In the DOJ’s election interference case against former President Donald Trump, the requirement by Judge Tanya Chutkan that Trump’s legal team must reveal whether it will be using a certain type of defense sounds peculiar to those whose legal education comes mainly from TV and movies.
On screens, the element of surprise — a dramatic staple — is almost always a part of any courtroom scene. So in real life, why must the defense tip its hand, revealing in broad strokes what it plans to argue?
Former U.S. Attorney Barbara McQuade gives a very succinct description of the reason that — in the real world unlike on TV — procedural matters compel the disclosure of certain future defenses. The reveal is necessary in this case because an “advice-of-counsel” defense changes the scope of discovery, the production of materials (for both sides) that are necessary in the case.
It also changes, as McQuade writes, the treatment and admissibility of certain evidence. An “advice-of-counsel” defense opens communications between the defendant and counsel to examination by the prosecution.

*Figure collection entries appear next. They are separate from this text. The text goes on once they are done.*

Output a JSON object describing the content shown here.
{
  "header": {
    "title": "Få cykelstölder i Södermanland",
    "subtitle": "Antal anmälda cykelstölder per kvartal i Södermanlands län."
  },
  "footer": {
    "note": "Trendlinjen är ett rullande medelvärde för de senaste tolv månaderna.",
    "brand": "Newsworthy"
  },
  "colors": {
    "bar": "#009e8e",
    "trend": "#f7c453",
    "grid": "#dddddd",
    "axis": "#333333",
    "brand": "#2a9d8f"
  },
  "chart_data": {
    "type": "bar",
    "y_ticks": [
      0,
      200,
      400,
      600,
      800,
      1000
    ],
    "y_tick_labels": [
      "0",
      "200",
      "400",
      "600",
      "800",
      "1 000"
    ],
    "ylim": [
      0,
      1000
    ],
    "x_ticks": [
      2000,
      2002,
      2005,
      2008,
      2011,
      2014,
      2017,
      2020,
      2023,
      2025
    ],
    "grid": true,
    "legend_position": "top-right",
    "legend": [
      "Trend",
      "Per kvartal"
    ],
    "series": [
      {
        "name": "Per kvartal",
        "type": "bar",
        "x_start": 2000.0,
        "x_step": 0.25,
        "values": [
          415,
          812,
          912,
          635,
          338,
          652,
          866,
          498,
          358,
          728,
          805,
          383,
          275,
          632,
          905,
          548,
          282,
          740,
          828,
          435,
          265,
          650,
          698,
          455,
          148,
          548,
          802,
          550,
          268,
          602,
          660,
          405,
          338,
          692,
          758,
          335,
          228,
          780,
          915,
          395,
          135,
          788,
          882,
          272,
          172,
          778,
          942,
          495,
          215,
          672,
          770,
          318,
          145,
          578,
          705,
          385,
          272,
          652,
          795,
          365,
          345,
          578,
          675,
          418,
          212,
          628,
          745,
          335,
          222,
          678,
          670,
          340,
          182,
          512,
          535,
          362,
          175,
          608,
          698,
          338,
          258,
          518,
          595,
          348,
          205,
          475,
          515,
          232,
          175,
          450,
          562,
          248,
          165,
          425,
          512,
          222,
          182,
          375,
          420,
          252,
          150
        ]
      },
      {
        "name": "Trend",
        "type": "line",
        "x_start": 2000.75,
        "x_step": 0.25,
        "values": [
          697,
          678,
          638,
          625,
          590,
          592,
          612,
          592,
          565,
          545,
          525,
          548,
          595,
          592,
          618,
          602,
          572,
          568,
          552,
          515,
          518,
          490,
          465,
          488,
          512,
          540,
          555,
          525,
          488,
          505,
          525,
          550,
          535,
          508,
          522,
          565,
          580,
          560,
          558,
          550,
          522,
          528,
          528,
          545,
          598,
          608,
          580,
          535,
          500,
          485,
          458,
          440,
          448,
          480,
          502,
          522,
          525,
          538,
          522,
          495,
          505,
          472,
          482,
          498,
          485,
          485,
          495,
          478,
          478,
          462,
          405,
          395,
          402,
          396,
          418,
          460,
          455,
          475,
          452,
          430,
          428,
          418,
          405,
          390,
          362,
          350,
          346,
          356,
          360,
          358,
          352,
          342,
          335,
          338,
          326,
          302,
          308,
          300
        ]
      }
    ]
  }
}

This is big and appropriate. If Trump plans to use advice of counsel defense at trial in election interference case, he waives attorney-client privilege and must turn over documents to prosecution. He can’t have it both ways. Good day for the rule of law. https://t.co/6DCrEN65gP
— Barb McQuade (@BarbMcQuade) November 8, 2023
As McQuade says: “If Trump plans to use advice of counsel defense at trial in election interference case, he waives attorney-client privilege and must turn over documents to prosecution.” Chutkan has required Trump to disclose whether he intends to use the advice-of-counsel defense by January 15.